AAV-mediated silencing of Sox4 leads to long-term amelioration of liver phenotypes in mouse models of Alagille syndrome

BACKGROUND & AIMS

In patients with Alagille syndrome (ALGS), bile duct paucity often leads to severe cholestatic phenotypes for which liver transplantation remains the only definitive treatment. No FDA-approved mechanism-based strategies exist to enhance biliary development in ALGS or other diseases with bile duct paucity. We aimed to identify a therapeutic target to address this unmet need.

METHODS

Preclinical ALGS mouse models lacking one copy of Jag1 with or without conditional deletion of one or both copies of Sox9 were used. Sox4 levels were reduced genetically or with adeno-associated virus 8 (AAV8) vectors driving a Sox4-silencing sequence.

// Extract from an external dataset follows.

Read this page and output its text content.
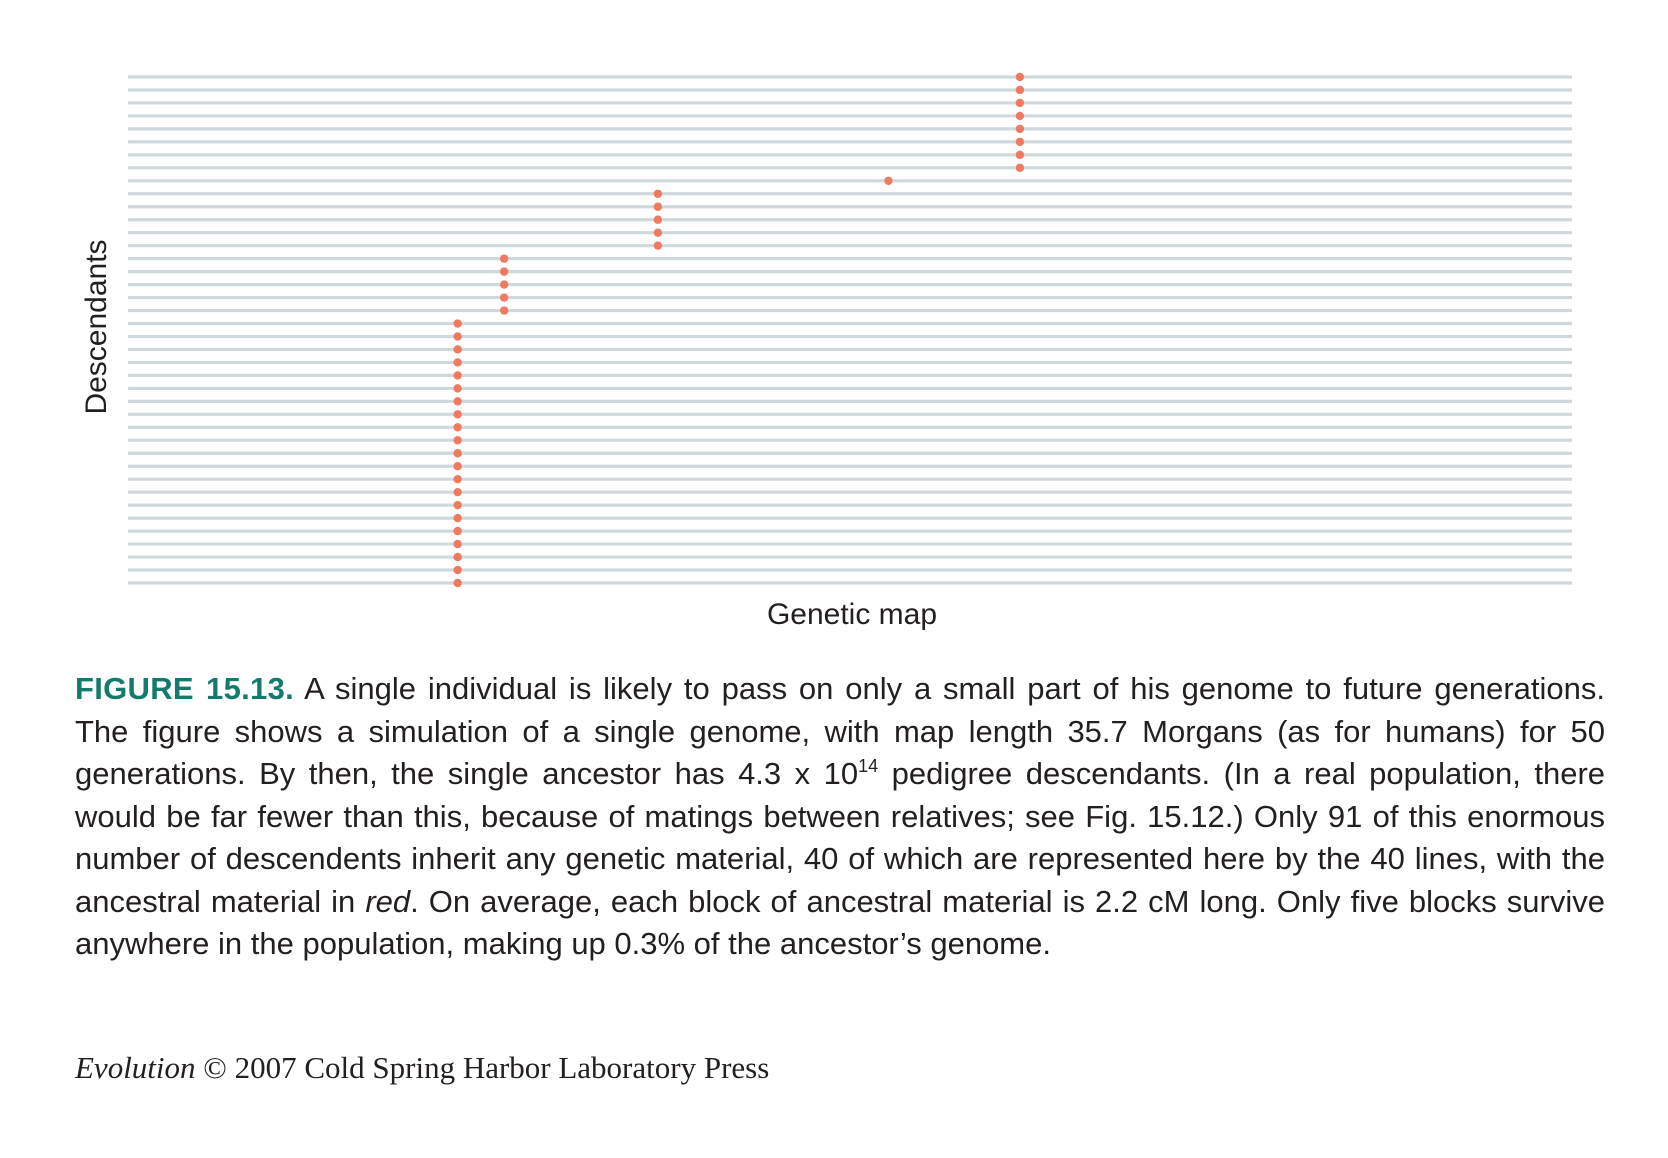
Descendants
Genetic map

FIGURE 15.13. A single individual is likely to pass on only a small part of his genome to future generations. The figure shows a simulation of a single genome, with map length 35.7 Morgans (as for humans) for 50 generations. By then, the single ancestor has 4.3 x $10^{14}$ pedigree descendants. (In a real population, there would be far fewer than this, because of matings between relatives; see Fig. 15.12.) Only 91 of this enormous number of descendents inherit any genetic material, 40 of which are represented here by the 40 lines, with the ancestral material in red. On average, each block of ancestral material is 2.2 cM long. Only five blocks survive anywhere in the population, making up 0.3% of the ancestor’s genome.

Evolution © 2007 Cold Spring Harbor Laboratory Press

Liver histology, biliary tree ink injection, serum chemistry, RNAscope (on mouse and human livers), mouse liver single-cell RNA-sequencing (scRNA-Seq), and reanalysis of published human liver bulk RNA-Seq were performed.

RESULTS

Conditional removal of one copy of Sox4 in mouse liver significantly improved the ALGS liver phenotypes in a Sox9-dependent manner. An increase in Sox4/SOX4 expression in early postnatal Jag1-heterozygous mouse livers and ALGS patient livers was observed. scRNA-Seq revealed the appearance of an intermediate hepatobiliary cluster co-expressing Sox4 and Sox9 in Jag1-heterozygous livers. AAV8-mediated Sox4 knockdown, ubiquitously or driven by the hepatocyte-specific TBG promoter, led to long-term improvement of ALGS liver phenotypes upon injection at postnatal day 1 (P1). AAV8 injection at P15—after the appearance of liver necrosis—led to the incorporation of some transduced cells into bile ducts and phenotypic improvement.

CONCLUSIONS

Preclinical studies provide proof of principle for postnatal AAV-mediated Sox4 knockdown in TBG⁺ cells as a therapeutic approach for ALGS liver disease.